O Instituto Português do Mar e da Atmosfera (IPMA) prevê um agravamento significativo do estado do tempo em Portugal continental a partir da tarde desta terça-feira, 3 de fevereiro, devido à influência da depressão Leonardo, com precipitação intensa, vento forte, agitação marítima e queda de neve.
Segundo o IPMA, estão previstos períodos de chuva, por vezes forte e persistente, bem como vento com rajadas que podem atingir 75 km/h no litoral a sul do Cabo Mondego e até 95 km/h nas serras do Sul. Na costa ocidental, a agitação marítima será forte, com ondas de noroeste até seis metros, podendo a altura máxima chegar aos 11 metros.
Está igualmente prevista queda de neve nos pontos mais altos da Serra da Estrela, com acumulações até 25 centímetros acima dos 1.600 metros e entre 10 e 15 centímetros acima dos 1.000 metros, assim como em serras das regiões Norte e Centro.
De acordo com a Agência Portuguesa do Ambiente (APA), para hoje, 3 de fevereiro, existem vários rios e municípios potencialmente afetados por inundações fluviais.

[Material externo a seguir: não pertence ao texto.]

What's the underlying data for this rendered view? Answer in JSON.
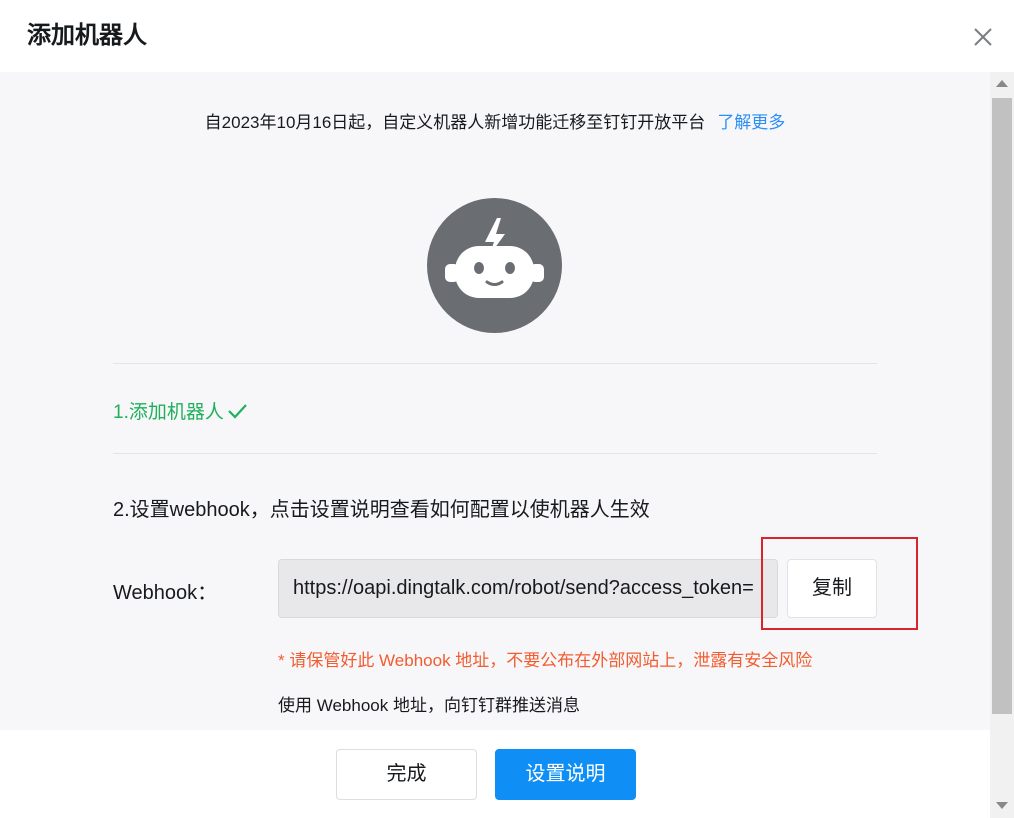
{
  "dialog": {
    "title": "添加机器人"
  },
  "notice": {
    "text": "自2023年10月16日起，自定义机器人新增功能迁移至钉钉开放平台",
    "link": "了解更多"
  },
  "steps": {
    "step1": "1.添加机器人",
    "step2": "2.设置webhook，点击设置说明查看如何配置以使机器人生效"
  },
  "webhook": {
    "label": "Webhook：",
    "value": "https://oapi.dingtalk.com/robot/send?access_token=",
    "copy_label": "复制",
    "warning": "* 请保管好此 Webhook 地址，不要公布在外部网站上，泄露有安全风险",
    "usage": "使用 Webhook 地址，向钉钉群推送消息"
  },
  "footer": {
    "done_label": "完成",
    "docs_label": "设置说明"
  },
  "icons": {
    "close": "close-icon",
    "robot": "robot-icon",
    "check": "check-icon"
  },
  "colors": {
    "accent": "#0f8ff5",
    "link": "#2a8ff7",
    "success": "#20b05c",
    "warning": "#f25c2f",
    "highlight": "#d9232f"
  }
}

Entre eles destacam-se as bacias do Vouga, Águeda, Mondego, Lis, Tejo, Sorraia e Sado, abrangendo concelhos como Aveiro, Estarreja, Ovar, Cantanhede, Coimbra, Figueira da Foz, Leiria, Santarém, Abrantes, Benavente, Vila Franca de Xira, Coruche e Alcácer do Sal, entre outros.
Para os dias 4 e 5 de fevereiro, a APA aponta um elevado risco de inundações nas bacias do Vouga, Águeda, Mondego, Tejo e Sorraia, bem como nos rios Lima, Cávado, Ave, Douro e Tâmega, afetando diversos municípios do Norte, Centro e Vale do Tejo.
No caso do rio Sado, em Alcácer do Sal e Santiago do Cacém, são esperados caudais superiores ao habitual, representando perigo para atividades no leito do rio e risco potencial para zonas ribeirinhas.
A Autoridade Nacional de Emergência e Proteção Civil (ANEPC) indica que este quadro meteorológico, mais gravoso entre a tarde de hoje e quinta-feira, poderá originar inundações em meio urbano, cheias por transbordo de linhas de água, instabilidade de vertentes com deslizamentos ou derrocadas, piso rodoviário escorregadio, acidentes na orla costeira e arrastamento de objetos ou estruturas devido ao vento forte.
É também esperado desconforto térmico na população, em resultado do aumento da intensidade do vento.
A ANEPC apela à adoção de medidas preventivas, nomeadamente a desobstrução de sistemas de drenagem, a fixação de estruturas soltas, cuidados acrescidos junto de zonas arborizadas e ribeirinhas, e a evitação de atividades na orla costeira e no mar.
Na condução, recomenda-se moderação de velocidade, atenção a lençóis de água, gelo ou neve, e evitar a circulação em vias afetadas pela queda de neve sempre que possível. A população deve ainda manter-se atenta às previsões meteorológicas e às indicações da Proteção Civil e das forças de segurança.